En un principio teníamos pensado ir a uno que nos habían recomendado encarecidamente, pero resulta que el imbécil que repartía los “flayers” de ese dive centre o centro de buceo, se dirigió a mí, me miro como si me hubiera tirado un pedo y me dejó con la mano colgando esperando el documento que me llevaría a su centro. Así que decidí pasar de ir al lugar y aceptar la oferta que me ofrecía una simpática hondureña. El centro era el Alton´s. después de una dura negociación lleguemos a un acuerdo que nos beneficiaba a los dos. Yo haría los tres cursos (que en realidad eran cuatro) por una módica cantidad (en comparación de lo que se está cobrando en España) y a cambio recibía una habitación doble para Fer y para mí abonando por Fer el precio de un dormis común, o sea que, de puta madre. Los tres cursos, el Open Wáter, el Advance y el Rescue (incluyendo primeros auxilios y atención secundaría) nos tendrían en la isla unos 12 días, por lo que ya nos iba bien para descansar un poco los huesos. A continuación paso a describir la rutina del buceo. No me voy a extender mucho ya que no me quiero hacer pesado. Te levantas súper temprano, lo preparas todo y a bucear. 

Utila tiene la segunda barrera de coral más grande del mundo, sólo superada por Australia. Lo que ves allí bajo el agua es espectacular, todos los peces de arrecife que puedas imaginar, además de todo tipo de coral, duro y blando. Parece que las especies se pelean por que las observes. Allí las aguas son turquesa y con una transparencia prístina así que si no te convence el buceo te puedes dedicar a hacer snorkel que vas a ver lo mismo pero desde arriba.

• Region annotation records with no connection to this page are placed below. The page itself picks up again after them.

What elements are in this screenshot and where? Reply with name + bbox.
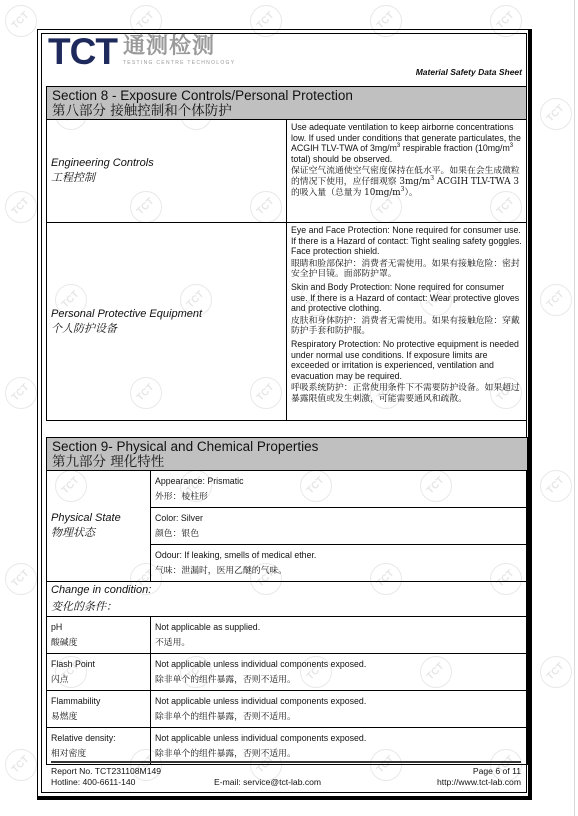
value-en: Odour: If leaking, smells of medical eth… [155,547,523,563]
appearance-cell: Appearance: Prismatic 外形：棱柱形 [151,471,528,508]
label-en: Change in condition: [51,583,523,598]
paragraph-cn: 眼睛和脸部保护：消费者无需使用。如果有接触危险：密封安全护目镜。面部防护罩。 [291,259,522,280]
paragraph-en: Use adequate ventilation to keep airborn… [291,122,522,164]
tct-seal-icon: TCT [540,656,572,688]
table-row: Physical State 物理状态 Appearance: Prismati… [47,471,528,508]
paragraph-cn: 保证空气流通使空气密度保持在低水平。如果在会生成微粒的情况下使用，应仔细观察 3… [291,166,522,198]
table-row: Engineering Controls 工程控制 Use adequate v… [47,120,527,223]
paragraph-cn: 皮肤和身体防护：消费者无需使用。如果有接触危险：穿戴防护手套和防护服。 [291,316,522,337]
tct-seal-icon: TCT [5,377,37,409]
property-label: Flash Point 闪点 [47,654,151,691]
property-label: Relative density: 相对密度 [47,728,151,765]
hotline: Hotline: 400-6611-140 [51,777,161,788]
value-cn: 外形：棱柱形 [155,489,523,505]
page-number: Page 6 of 11 [437,766,521,777]
paragraph-en: Skin and Body Protection: None required … [291,282,522,314]
paragraph-en: Respiratory Protection: No protective eq… [291,339,522,381]
section-title-cn: 第九部分 理化特性 [52,454,522,470]
value-en: Not applicable unless individual compone… [155,730,523,746]
label-en: Engineering Controls [51,156,282,170]
label-cn: 工程控制 [51,170,282,186]
label-cn: 变化的条件： [51,598,523,615]
table-row: Flash Point 闪点 Not applicable unless ind… [47,654,528,691]
label-en: pH [51,619,146,635]
tct-seal-icon: TCT [5,5,37,37]
table-row: pH 酸碱度 Not applicable as supplied. 不适用。 [47,617,528,654]
website-link[interactable]: http://www.tct-lab.com [437,777,521,788]
label-cn: 相对密度 [51,746,146,762]
value-en: Not applicable unless individual compone… [155,656,523,672]
row-content: Eye and Face Protection: None required f… [287,223,527,421]
table-row: Change in condition: 变化的条件： [47,582,528,617]
section-8-table: Section 8 - Exposure Controls/Personal P… [46,86,527,421]
section-9-table: Section 9- Physical and Chemical Propert… [46,437,528,765]
color-cell: Color: Silver 颜色：银色 [151,508,528,545]
label-cn: 物理状态 [51,525,146,541]
table-row: Relative density: 相对密度 Not applicable un… [47,728,528,765]
tct-seal-icon: TCT [540,284,572,316]
label-en: Relative density: [51,730,146,746]
logo-chinese: 通测检测 [123,34,235,60]
value-cn: 不适用。 [155,635,523,651]
value-cn: 除非单个的组件暴露，否则不适用。 [155,672,523,688]
label-en: Flash Point [51,656,146,672]
property-label: pH 酸碱度 [47,617,151,654]
value-cn: 颜色：银色 [155,526,523,542]
physical-state-label: Physical State 物理状态 [47,471,151,582]
property-value: Not applicable unless individual compone… [151,691,528,728]
label-en: Flammability [51,693,146,709]
row-content: Use adequate ventilation to keep airborn… [287,120,527,223]
label-cn: 酸碱度 [51,635,146,651]
property-value: Not applicable as supplied. 不适用。 [151,617,528,654]
label-cn: 个人防护设备 [51,321,282,337]
row-label: Personal Protective Equipment 个人防护设备 [47,223,287,421]
email[interactable]: E-mail: service@tct-lab.com [214,777,321,788]
tct-seal-icon: TCT [5,749,37,781]
value-cn: 除非单个的组件暴露，否则不适用。 [155,746,523,762]
value-cn: 除非单个的组件暴露，否则不适用。 [155,709,523,725]
row-label: Engineering Controls 工程控制 [47,120,287,223]
tct-seal-icon: TCT [5,191,37,223]
document-type: Material Safety Data Sheet [416,67,522,77]
logo-tagline: TESTING CENTRE TECHNOLOGY [123,60,235,67]
viewer-edge [574,0,575,816]
paragraph-en: Eye and Face Protection: None required f… [291,225,522,257]
logo-text: TCT [48,34,117,70]
label-cn: 闪点 [51,672,146,688]
tct-logo: TCT 通测检测 TESTING CENTRE TECHNOLOGY [48,34,235,70]
section-8-header: Section 8 - Exposure Controls/Personal P… [47,87,527,120]
table-row: Flammability 易燃度 Not applicable unless i… [47,691,528,728]
value-en: Not applicable unless individual compone… [155,693,523,709]
section-title-cn: 第八部分 接触控制和个体防护 [52,103,521,119]
report-number: Report No. TCT231108M149 [51,766,161,777]
value-en: Not applicable as supplied. [155,619,523,635]
value-cn: 气味：泄漏时，医用乙醚的气味。 [155,563,523,579]
odour-cell: Odour: If leaking, smells of medical eth… [151,545,528,582]
tct-seal-icon: TCT [540,470,572,502]
section-9-header: Section 9- Physical and Chemical Propert… [47,438,528,471]
value-en: Appearance: Prismatic [155,473,523,489]
label-en: Personal Protective Equipment [51,307,282,321]
tct-seal-icon: TCT [540,98,572,130]
label-en: Physical State [51,511,146,525]
property-value: Not applicable unless individual compone… [151,728,528,765]
section-title: Section 9- Physical and Chemical Propert… [52,439,522,454]
paragraph-cn: 呼吸系统防护：正常使用条件下不需要防护设备。如果超过暴露限值或发生刺激，可能需要… [291,383,522,404]
tct-seal-icon: TCT [5,563,37,595]
change-in-condition: Change in condition: 变化的条件： [47,582,528,617]
footer-divider [51,761,521,763]
property-label: Flammability 易燃度 [47,691,151,728]
table-row: Personal Protective Equipment 个人防护设备 Eye… [47,223,527,421]
section-title: Section 8 - Exposure Controls/Personal P… [52,88,521,103]
label-cn: 易燃度 [51,709,146,725]
property-value: Not applicable unless individual compone… [151,654,528,691]
value-en: Color: Silver [155,510,523,526]
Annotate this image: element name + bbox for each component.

El Open Wáter te enseña a bucear, el Advance te perfecciona permitiéndote hacer inmersiones de hasta 30 metros. y buceo nocturno (pedazo de experiencia con las luminiscencias en el agua cuando apagas las linternas) y finalmente el Rescue te forma como buzo de rescate, o sea que aparte de recordarte los principios de los primeros auxilios te enseña cómo actuar en caso de que a un buzo le dé un telele, cosa que pasa más a menudo de lo que parece. Lo cierto es que por motivos ajenos a mi persona la estancia se alargo hasta los 19 días. En ese periodo de tiempo y mientras yo me arrugaba cual shar pei, Fer se dedicaba a explorar la isla.

 En las breves ocasiones que pude compartir con ella la experiencia de caminar alrededor de la zona habitada del lugar pude comprobar que en su mayoría estaba compuesta por suelo coralino que seguramente había quedado descubierto en la última glaciación y por restos de un antiguo volcán ya extinto. También el estar tanto tiempo en un lugar nos brindó la ocasión de conocer gente excelente, empezando por Kris mi instructor, un polaco de apenas 25 años que salió de su país natal en busca de venturas y fue a parar a Lanzarote donde conoció a Kelly una australiana que se estaba dedicando a dar clase de buceo. 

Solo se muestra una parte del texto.